Channel 2.0 Summit
The sixth Channel 2.0 Conference held at Al Murooj Rotana in Dubai last month, examined the future of the IT business in the region and emphasised the need for reseller partners not to waste opportunities that are emerging in the market as everything gets connected to the Internet.
The regional IT channel is squandering the opportunities associated with smart government initiatives because of ineffective communication between solution sales-people and prospective customers, a prominent Dubai-based consultant has warned.
Asem Galal, co-founder, Galal and Karawi (G&K) Consulting, spoke with federal government officials, representatives from holding companies and other public sector executives, on their view of the region's channel organisations. In a keynote address to delegates of this year's Channel 2.0 Conference, Galal said channel companies were talking to the wrong people about the wrong things.

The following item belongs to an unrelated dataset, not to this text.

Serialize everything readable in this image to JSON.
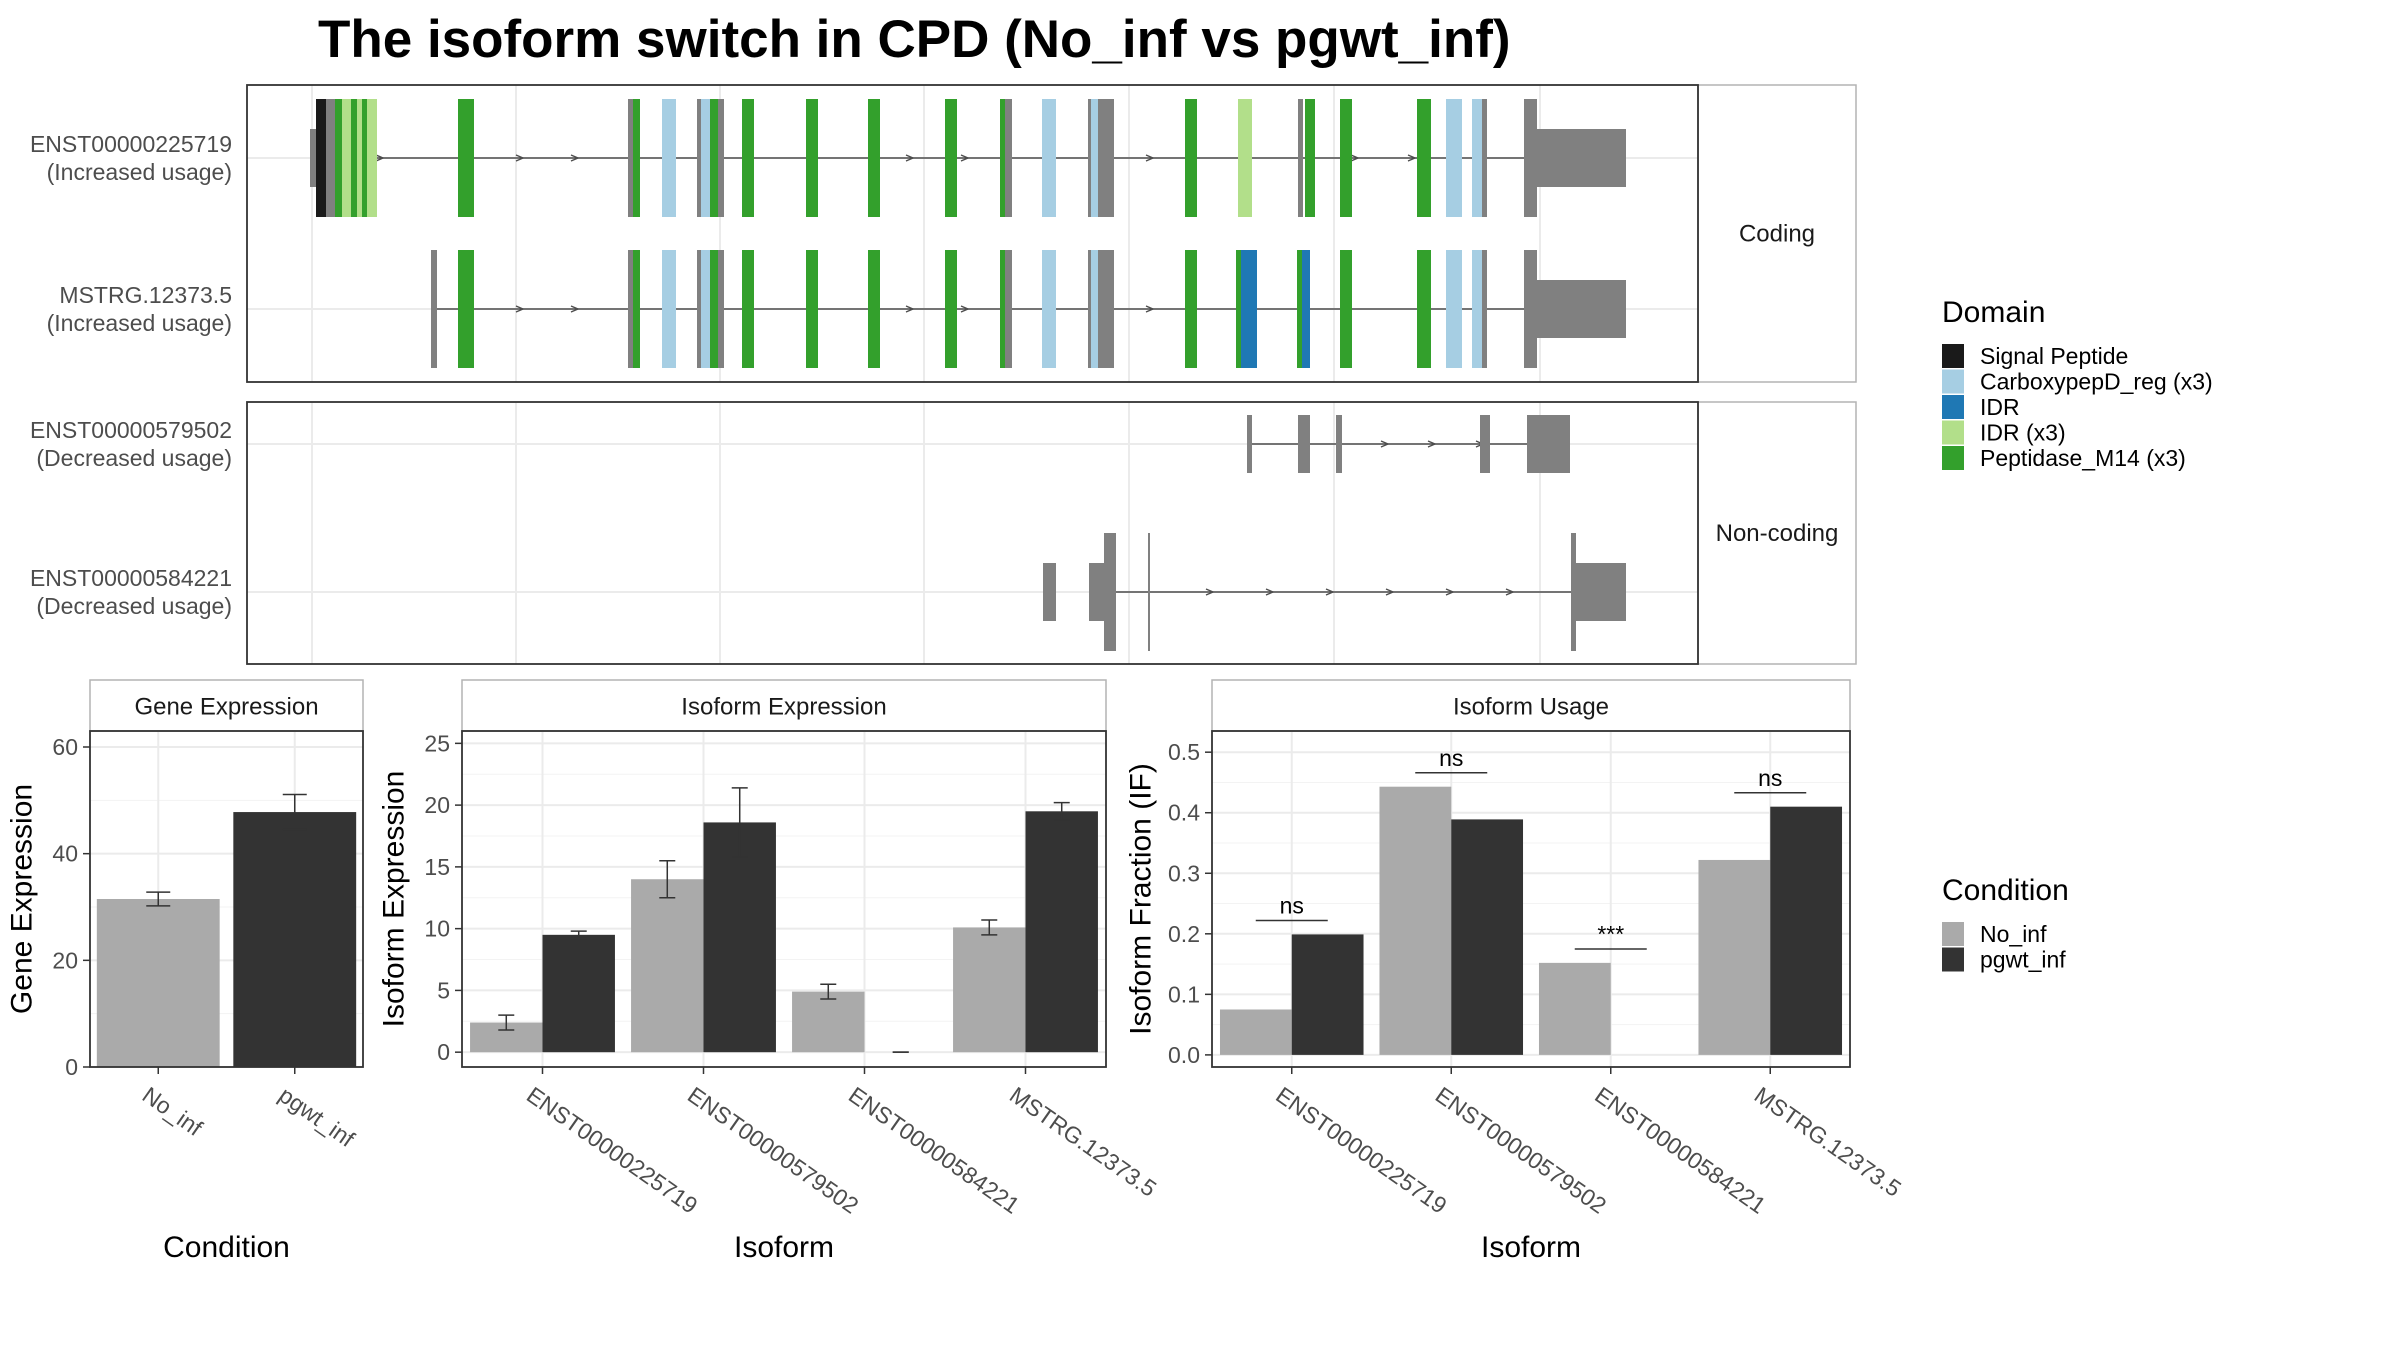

"In order for governments to [deliver smart services] there are lots of internal changes that need to take place," Galal said. "When I asked [government officials] how channel can fit into that, the major feedback I received from both the IT and business side was that the IT channel typically talks to the IT manager."

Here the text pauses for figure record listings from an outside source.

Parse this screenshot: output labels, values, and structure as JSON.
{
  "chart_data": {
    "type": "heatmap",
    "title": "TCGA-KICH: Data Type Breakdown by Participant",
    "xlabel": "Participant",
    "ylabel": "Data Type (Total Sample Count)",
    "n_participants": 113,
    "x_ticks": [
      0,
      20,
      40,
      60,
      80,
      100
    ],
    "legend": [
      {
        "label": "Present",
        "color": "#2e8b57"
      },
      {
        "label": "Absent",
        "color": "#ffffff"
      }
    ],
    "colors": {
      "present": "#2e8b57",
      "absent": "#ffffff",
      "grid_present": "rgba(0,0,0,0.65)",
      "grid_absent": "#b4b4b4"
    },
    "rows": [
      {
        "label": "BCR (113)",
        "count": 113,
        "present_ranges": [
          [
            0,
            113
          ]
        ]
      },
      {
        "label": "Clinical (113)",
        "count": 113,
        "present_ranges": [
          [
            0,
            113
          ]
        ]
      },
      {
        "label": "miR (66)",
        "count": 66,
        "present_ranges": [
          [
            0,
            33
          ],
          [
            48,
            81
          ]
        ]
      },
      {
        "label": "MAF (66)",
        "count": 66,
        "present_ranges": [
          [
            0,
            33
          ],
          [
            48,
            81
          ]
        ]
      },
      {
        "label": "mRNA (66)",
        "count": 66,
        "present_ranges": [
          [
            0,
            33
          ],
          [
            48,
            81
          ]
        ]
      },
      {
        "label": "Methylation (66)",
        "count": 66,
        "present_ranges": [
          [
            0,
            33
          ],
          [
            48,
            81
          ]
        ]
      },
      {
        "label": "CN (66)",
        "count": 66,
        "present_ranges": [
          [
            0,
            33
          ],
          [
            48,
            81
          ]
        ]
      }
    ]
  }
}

But Galal pointed out that the decision-maker in most smart-government projects was not the IT manager, but a separate business stakeholder.
"Most business managers in the government have key performance indicators (KPIs) to make their departments smart and the business managers are not necessarily technology experts, so what I've been hearing is that the IT channel should be engaging more with the business side and should not talk about technical stuff, but tell [business stakeholders] how technology can make the business different."
Galal revealed that during his investigation, interviewees only identified only one vendor that was able to "talk to business people about business solutions". He would not name the vendor, but his message was clear.
"Unfortunately, we have failed miserably to talk to business people and tell them how to transform [their organisations]. We have been talking to the IT manager and the IT manager has been doing a good job so far with traditional services. But, if you want to [move to] smart government, then that is a totally different kettle of fish."
He urged delegates to take advantage of innovation gaps in the public sector and plug them with technology solutions that were business-oriented.
"Business [heads] told me, ‘Sometimes we don't have ideas; if you want to come to us and tell us that other governments are doing [something] and here is the model, then [we will look at that],'" he said. "Most governments, when they start heading in a [new] direction, they pull the private sector along with them."
Galal identified smart government, smart cities and Expo 2020 as key drivers for business growth in the region. He also urged channel players to recognise the opportunities extant in tourism volumes, highlighting Dubai in particular as having annual visitor figures that were many times greater than the resident population of the emirate.